Besprochen wird eine Aufführung von Verdis Requiem in Berlin, das neue Album der Grunge-Band Garbage (homepage mit Videos), eine Retrospektive zum Werk des amerikanischen Künstlers Artschwager im Neuen Museum Nürnberg und die Ausstellung "Pygmalions Werkstatt" im Münchener Lenbachhaus. Die Medien-Seite sieht Angela Merkel in einem tiefgreifendem PR-Dilemma, und außerdem hat die FR heute eine Kinder- und Jugendbuchbeilage.

TAZ, 07.11.2001

Auf einer Schwerpunkt-Seite macht der britische Militärhistoriker Michael Howard (Gründer und Präsident des Internationalen Instituts für strategische Studien) einen schrecklichen Irrtum in der militärischen Logik des Westens aus: "Die Frontlinie in diesem Kampf (gegen den Terrorismus) ist nicht Afghanistan. Sie liegt in den islamischen Staaten, wo ein traditionalistischer Rückschlag modernisierende Regierungen bedroht: Türkei, Ägypten, Pakistan, um nur die offensichtlichsten zu nennen. Und sie verläuft auch durch unsere eigenen Straßen. Das ist der Grund, warum eine Verlängerung des Krieges so verheerend sein könnte. Noch verheerender wäre seine Ausweitung, wie die amerikanische Öffentlichkeit sie zunehmend zu fordern scheint, auf andere 'Schurkenstaaten', angefangen mit Irak, um denTerrorismus ein für alle Mal auszurotten, damit die Welt in Frieden leben kann. Mir fällt keine Politik ein, die besser dazu geeignet wäre,den Krieg nicht nur unbefristet zu verlängern, sondern auch sicherzustellen, dass wir ihn niemals gewinnen können."

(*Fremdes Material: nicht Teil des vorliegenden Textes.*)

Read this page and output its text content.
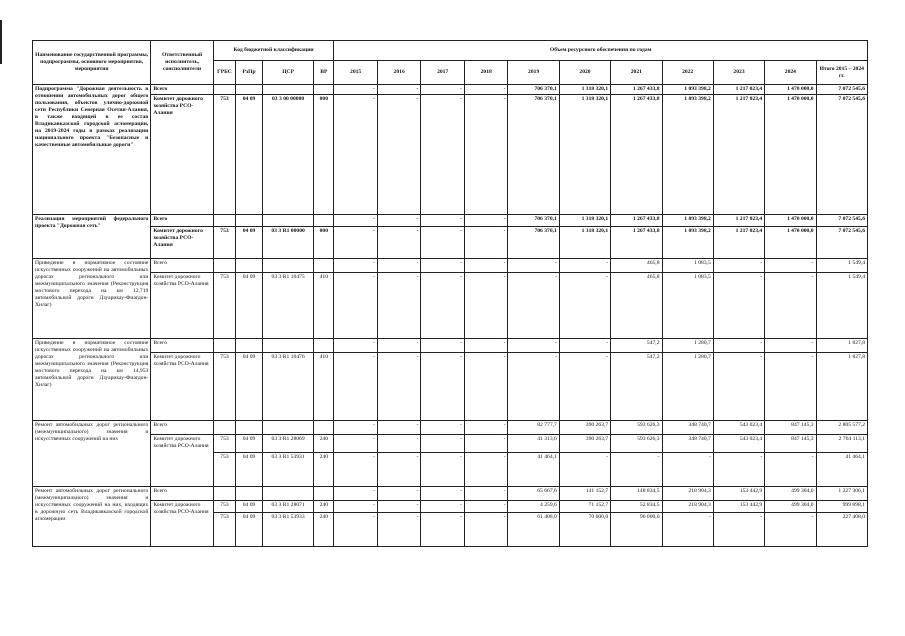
Наименование государственной программы, подпрограммы, основного мероприятия, мероприятия	Ответственный исполнитель, соисполнители	Код бюджетной классификации				Объем ресурсного обеспечения по годам										
		ГРБС	РзПр	ЦСР	ВР	2015	2016	2017	2018	2019	2020	2021	2022	2023	2024	Итого 2015 – 2024 гг.
Подпрограмма "Дорожная деятельность в отношении автомобильных дорог общего пользования, объектов улично-дорожной сети Республики Северная Осетия-Алания, в также входящей в ее состав Владикавказской городской агломерации, на 2019-2024 годы в рамках реализации национального проекта "Безопасные и качественные автомобильные дороги"	Всего					-	-	-	-	706 370,1	1 318 320,1	1 267 433,8	1 093 398,2	1 217 023,4	1 470 000,0	7 072 545,6
	Комитет дорожного хозяйства РСО-Алания	753	04 09	03 3 00 00000	000	-	-	-	-	706 370,1	1 318 320,1	1 267 433,8	1 093 398,2	1 217 023,4	1 470 000,0	7 072 545,6
Реализация мероприятий федерального проекта "Дорожная сеть"	Всего					-	-	-	-	706 370,1	1 318 320,1	1 267 433,8	1 093 398,2	1 217 023,4	1 470 000,0	7 072 545,6
	Комитет дорожного хозяйства РСО-Алания	753	04 09	03 3 R1 00000	000	-	-	-	-	706 370,1	1 318 320,1	1 267 433,8	1 093 398,2	1 217 023,4	1 470 000,0	7 072 545,6
Приведение в нормативное состояние искусственных сооружений на автомобильных дорогах регионального или межмуниципального значения (Реконструкция мостового перехода на км 12,719 автомобильной дороги Дзуарикау-Фиагдон-Хилаг)	Всего					-	-	-	-	-	-	465,8	1 083,5	-	-	1 549,4
	Комитет дорожного хозяйства РСО-Алания	753	04 09	03 3 R1 10475	410	-	-	-	-	-	-	465,8	1 083,5	-	-	1 549,4
Приведение в нормативное состояние искусственных сооружений на автомобильных дорогах регионального или межмуниципального значения (Реконструкция мостового перехода на км 14,953 автомобильной дороги Дзуарикау-Фиагдон-Хилаг)	Всего					-	-	-	-	-	-	547,2	1 280,7	-	-	1 827,8
	Комитет дорожного хозяйства РСО-Алания	753	04 09	03 3 R1 10476	410	-	-	-	-	-	-	547,2	1 280,7	-	-	1 827,8
Ремонт автомобильных дорог регионального (межмуниципального) значения и искусственных сооружений на них	Всего					-	-	-	-	82 777,7	390 263,7	593 626,3	348 740,7	543 023,4	847 145,3	2 805 577,2
	Комитет дорожного хозяйства РСО-Алания	753	04 09	03 3 R1 28069	240	-	-	-	-	41 313,6	390 263,7	593 626,3	348 740,7	543 023,4	847 145,3	2 764 113,1
		753	04 09	03 3 R1 53931	240	-	-	-	-	41 464,1	-	-	-	-	-	41 464,1
Ремонт автомобильных дорог регионального (межмуниципального) значения и искусственных сооружений на них, входящих в дорожную сеть Владикавказской городской агломерации	Всего					-	-	-	-	65 667,6	141 152,7	148 834,5	218 904,3	153 442,9	499 304,0	1 227 306,1
	Комитет дорожного хозяйства РСО-Алания	753	04 09	03 3 R1 28071	240	-	-	-	-	4 259,6	71 152,7	52 834,5	218 904,3	153 442,9	499 304,0	999 898,1
		753	04 09	03 3 R1 53933	240	-	-	-	-	61 408,0	70 000,0	96 000,0	-	-	-	227 408,0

Auf den Kulturseiten gibt es heute den zweiten Teil der Aufzeichnungen aus Pflegehäusern von Peter Fuchs und Jörg Mussmann: "Hochglanzindividualität als Uniformierung der Lebensvollzüge, bis kaum noch jemand von den alten Leuten weiß, worin er sich einstens unterschied von anderen Menschen, wo sein Proprium jenseits der Betreuung und Erledigung von Vitalfunktionen lag. Da ist es ein Glück, wenn nach dem Freiwerden eines Heimplatzes neue alte Leute kommen, die noch ein wenig störende Andersheit mitbringen - für eine kleine Weile.?

Außerdem wird der Nachruf auf den Kunsthistoriker Sir Ernst Gombrich nachgeliefert, der Ärzte-Sänger Farin Urlaub verteidigt seinen "Mut zur Pubertät", die Wiedereröffnung des Kölner Museum Ludwig wird gewürdigt und der Film der Coen-Brüder "The Man Who Wasn't There" besprochen.